Surtout « les motifs pour lesquels le contenu doit être retiré, comprenant la mention des dispositions légales et des justifications de faits » doivent être signifiés. Le tout, dans le cas où l’auteur n’a pu être directement contacté. De plus, seule la personne physique ou morale qui s'estime concernée par le contenu illicite peut réclamer sa suppression. 

En revanche, précise l’alinéa 7, Mediapart n’est « pas soumis à une obligation générale de surveiller les informations » transmises ou stockées, « ni à une obligation générale de rechercher des faits ou des circonstances révélant des activités illicites ».
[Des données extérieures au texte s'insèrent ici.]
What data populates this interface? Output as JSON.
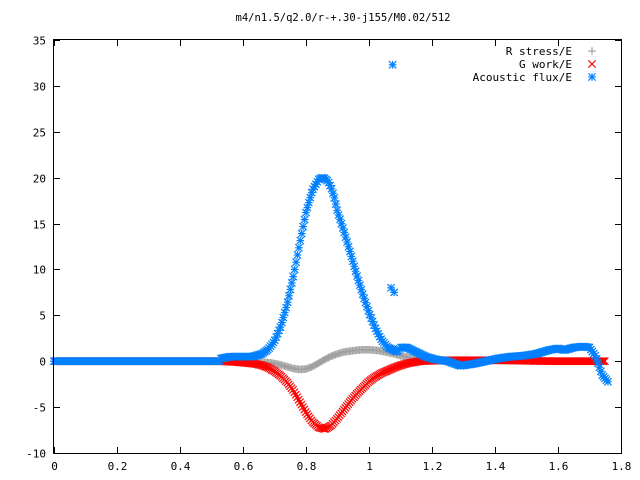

Patrice de Maistre, grand chasseur, devra donc traquer une à une, les signifier et les justifier, ce qu'il considèrerait comme de nouvelles infractions. Cela ne signifie nullement, bien au contraire, que nous vous encourageons ou suggérons même de manière très indirecte à publier ces extraits d'enregistrement sur votre blog ou en commentaire: vous en seriez responsables. Il suffit de prendre acte: ce dossier Bettencourt est déjà depuis des mois accessible un peu partout sur Internet, sans compter les nombreux titres signataires de l'appel «Nous avons le droit de savoir» qui ont choisi dès aujourd'hui de les proposer à la lecture ou à l'écoute sur leurs différents sites. Ce n'est pas la moindre absurdité de cet arrêt: censurer des informations tombées de longue date dans le domaine public; accessibles partout et par tous.